The Shared Island initiative is a whole of Government priority to engage with all communities and political traditions to build consensus around a shared future on the island, underpinned by the Good Friday Agreement.

Taoiseach Micheál Martin outlined the funding allocations as part of a speech at the 2nd Shared Island Forum at Dublin Castle this morning.

€11m has been assigned to all-island biodiversity actions on peatlands restoration and biosecurity, €12m for the development of a cross-border innovation hub and €8m for a Shared Island dimension to the Creative Ireland programme and cultural heritage projects over 2023-2027.

A further €10m funding contribution to a second round of the North-South Research Programme, €7.6m for a new all-island tourism brand collaboration and marketing initiatives, and other €2m funding contribution to a new Shared Island Civic Society fund.

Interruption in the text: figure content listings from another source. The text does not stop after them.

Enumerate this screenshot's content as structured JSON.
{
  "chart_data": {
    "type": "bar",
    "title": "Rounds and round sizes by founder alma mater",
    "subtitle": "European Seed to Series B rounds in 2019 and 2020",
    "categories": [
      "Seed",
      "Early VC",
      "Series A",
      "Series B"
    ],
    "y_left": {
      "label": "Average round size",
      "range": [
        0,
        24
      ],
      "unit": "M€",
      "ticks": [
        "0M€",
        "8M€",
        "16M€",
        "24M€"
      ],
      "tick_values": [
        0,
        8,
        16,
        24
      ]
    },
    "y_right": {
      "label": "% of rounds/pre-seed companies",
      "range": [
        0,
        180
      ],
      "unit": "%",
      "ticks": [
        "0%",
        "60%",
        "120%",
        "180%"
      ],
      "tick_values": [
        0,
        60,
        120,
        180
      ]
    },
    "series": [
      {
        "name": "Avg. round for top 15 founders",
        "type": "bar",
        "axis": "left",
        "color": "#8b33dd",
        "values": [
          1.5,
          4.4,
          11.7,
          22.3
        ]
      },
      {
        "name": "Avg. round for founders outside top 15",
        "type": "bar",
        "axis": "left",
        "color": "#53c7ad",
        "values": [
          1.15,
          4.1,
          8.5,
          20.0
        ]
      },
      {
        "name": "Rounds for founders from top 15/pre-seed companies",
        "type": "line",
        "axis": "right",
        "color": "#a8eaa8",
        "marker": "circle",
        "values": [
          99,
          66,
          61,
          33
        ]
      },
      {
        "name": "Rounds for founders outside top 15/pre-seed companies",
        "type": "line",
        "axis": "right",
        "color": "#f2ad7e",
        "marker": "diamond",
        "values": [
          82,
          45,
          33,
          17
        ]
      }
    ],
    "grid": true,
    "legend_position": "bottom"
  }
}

The Taoiseach also confirmed a contribution of €20m from the Shared Island und for Co-Centres for Research and Innovation on Climate and Sustainable and Resilient Food Systems.

The new projects will be delivered through North/south and East-West partnerships by Ministers and their departments working with Northern Ireland and UK government partners.

The announcement today brings to over €190m the amount allocated from the shared Island Fund over the past two years.

In his address to the second Shared Island Forum, the Taoiseach said:

"With whole of Government support, I established the Shared Island initiative over two years ago, to block the potential of the Good Friday Agreement ad deepen cooperation and connections across borders and communities.

"Our actions today North and South, will shape what follows; what kind of future is possible. As a Government, we are taking sincere, ambitious, sustained action to enable the best prospects for our shared future on this island - however it may be constituted."

Minister for Foreign Affairs Simon Coveney TD said he particularly welcomes "the allocation of €2m from the Shared Island Fund to support a new Shared Island Civic Society Fund in the Department of Foreign Affairs."

"This funding scheme will complement the vital work that is already supported though my Department's Reconciliation Fund to promote North-South cooperation and enhance cross-border civic economic, cultural, and political links across the island."

The Shared Island initiative is backed by the Government’s Shared Island Fund, with at least €1 billion out to 2030 ring-fenced for delivery of all-island investment commitments and objectives in the Programme for Government and revised National Development Plan 2021-30.

The programme has been curated through engagement with people across the island through the Shared Island Dialogue series and a comprehensive policy research programme.